Construction and interpretation of equal-tempered scales using frequency ratios, maximally even sets, and P-cycles.

Using recent developments in music theory, which are generalizations of the well-known properties of the familiar 12-tone, equal-tempered musical scale, an approach is described for constructing equal-tempered musical scales (with "diatonic" scales and the associated chord structure) based on good-fitting intervals and a generalization of the modulation properties of the circle of fifths. An analysis of the usual 12-tone equal-tempered system is provided as a vehicle to introduce the mathematical details of these recent music-theoretic developments and to articulate the approach for constructing musical scales. The formalism is extended to describe equal-tempered musical scales with nonoctave closure. Application of the formalism to a system with closure at an octave plus a perfect fifth generates the Bohlen-Pierce scale originally developed for harmonic properties similar to traditional chords but without the perceptual biases of these familiar chords. Subsequently, the formalism is applied to the group-theory-based 20-fold microtonal system of Balzano.

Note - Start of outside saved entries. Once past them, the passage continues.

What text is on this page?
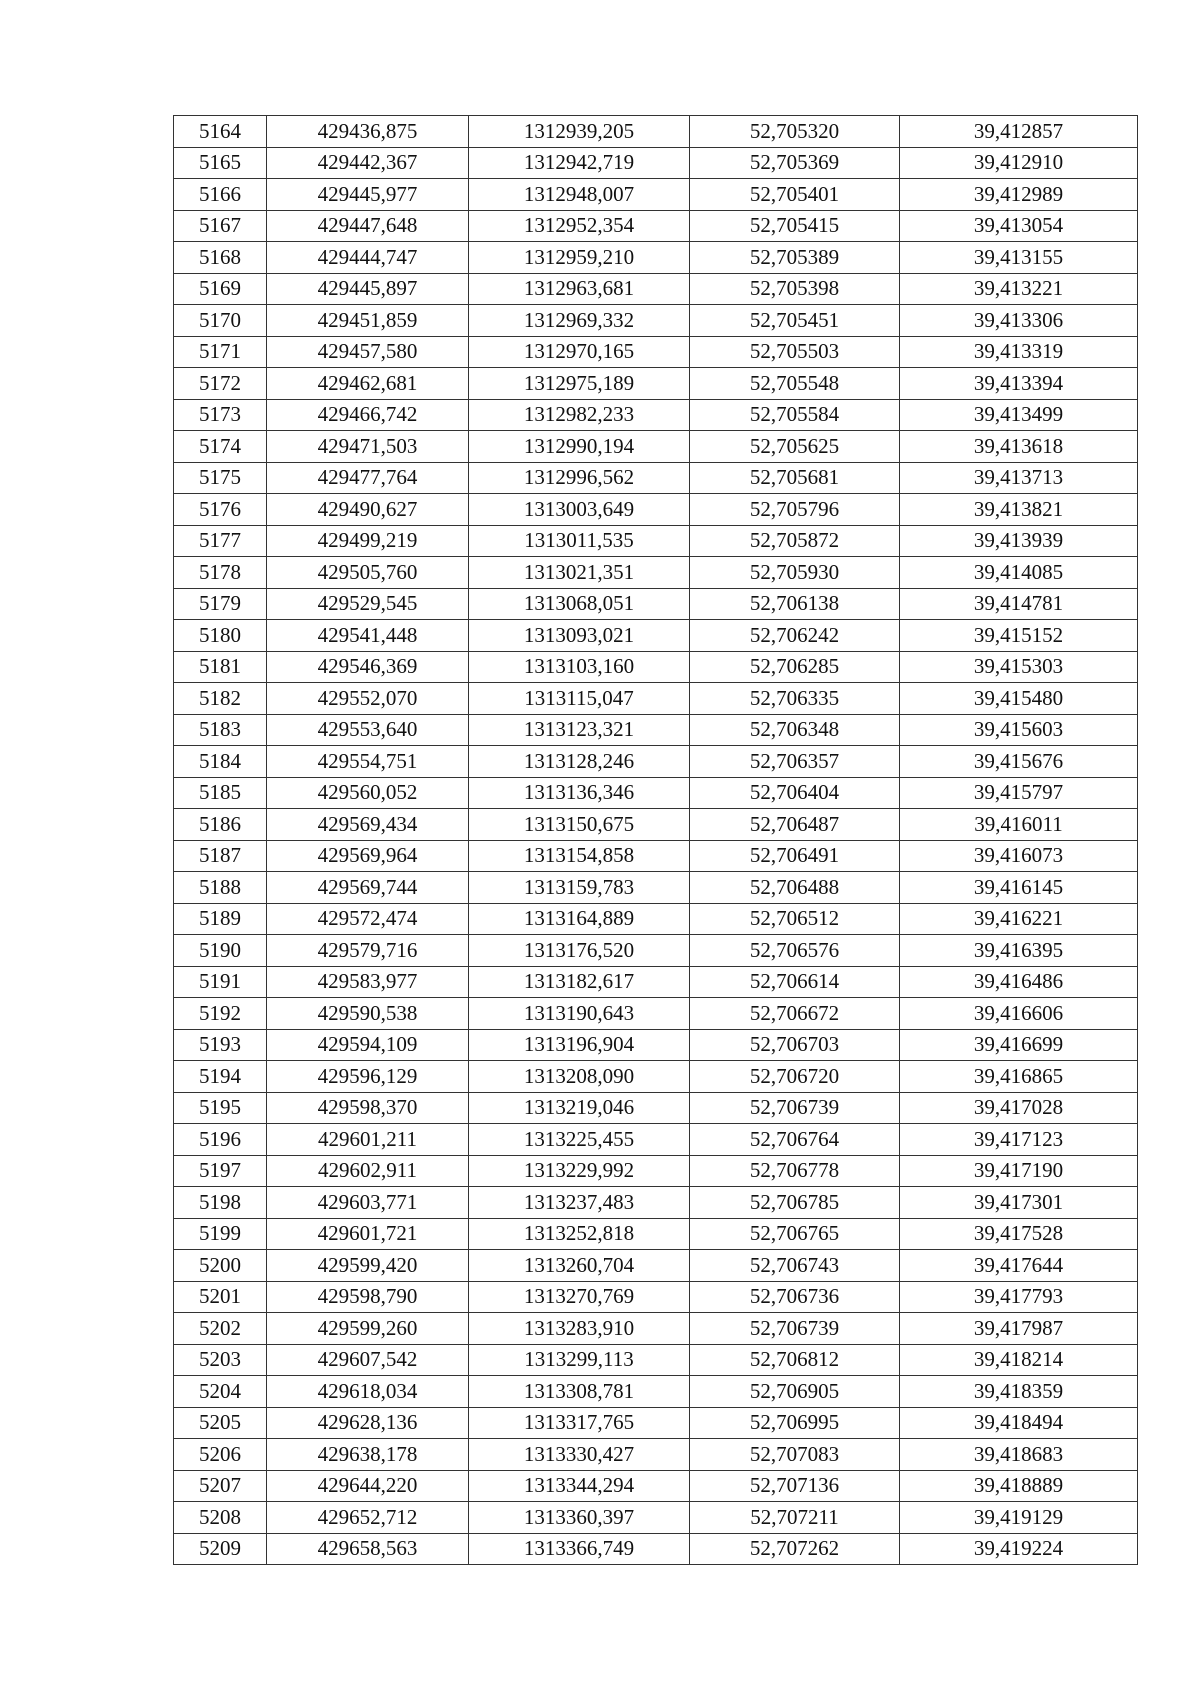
5164	429436,875	1312939,205	52,705320	39,412857
5165	429442,367	1312942,719	52,705369	39,412910
5166	429445,977	1312948,007	52,705401	39,412989
5167	429447,648	1312952,354	52,705415	39,413054
5168	429444,747	1312959,210	52,705389	39,413155
5169	429445,897	1312963,681	52,705398	39,413221
5170	429451,859	1312969,332	52,705451	39,413306
5171	429457,580	1312970,165	52,705503	39,413319
5172	429462,681	1312975,189	52,705548	39,413394
5173	429466,742	1312982,233	52,705584	39,413499
5174	429471,503	1312990,194	52,705625	39,413618
5175	429477,764	1312996,562	52,705681	39,413713
5176	429490,627	1313003,649	52,705796	39,413821
5177	429499,219	1313011,535	52,705872	39,413939
5178	429505,760	1313021,351	52,705930	39,414085
5179	429529,545	1313068,051	52,706138	39,414781
5180	429541,448	1313093,021	52,706242	39,415152
5181	429546,369	1313103,160	52,706285	39,415303
5182	429552,070	1313115,047	52,706335	39,415480
5183	429553,640	1313123,321	52,706348	39,415603
5184	429554,751	1313128,246	52,706357	39,415676
5185	429560,052	1313136,346	52,706404	39,415797
5186	429569,434	1313150,675	52,706487	39,416011
5187	429569,964	1313154,858	52,706491	39,416073
5188	429569,744	1313159,783	52,706488	39,416145
5189	429572,474	1313164,889	52,706512	39,416221
5190	429579,716	1313176,520	52,706576	39,416395
5191	429583,977	1313182,617	52,706614	39,416486
5192	429590,538	1313190,643	52,706672	39,416606
5193	429594,109	1313196,904	52,706703	39,416699
5194	429596,129	1313208,090	52,706720	39,416865
5195	429598,370	1313219,046	52,706739	39,417028
5196	429601,211	1313225,455	52,706764	39,417123
5197	429602,911	1313229,992	52,706778	39,417190
5198	429603,771	1313237,483	52,706785	39,417301
5199	429601,721	1313252,818	52,706765	39,417528
5200	429599,420	1313260,704	52,706743	39,417644
5201	429598,790	1313270,769	52,706736	39,417793
5202	429599,260	1313283,910	52,706739	39,417987
5203	429607,542	1313299,113	52,706812	39,418214
5204	429618,034	1313308,781	52,706905	39,418359
5205	429628,136	1313317,765	52,706995	39,418494
5206	429638,178	1313330,427	52,707083	39,418683
5207	429644,220	1313344,294	52,707136	39,418889
5208	429652,712	1313360,397	52,707211	39,419129
5209	429658,563	1313366,749	52,707262	39,419224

It is shown that with an appropriate choice of nonoctave closure (6:1 in this case), determined by the formalism combined with continued fraction analysis, that this group-theoretic-generated system may be interpreted in terms of the frequency ratios 21:56:88:126. Although contrary to the spirit of the group-theoretic approach to generating scales, this analysis may be applicable for discovering the ratio basis of unusual tunings common in non-Western music.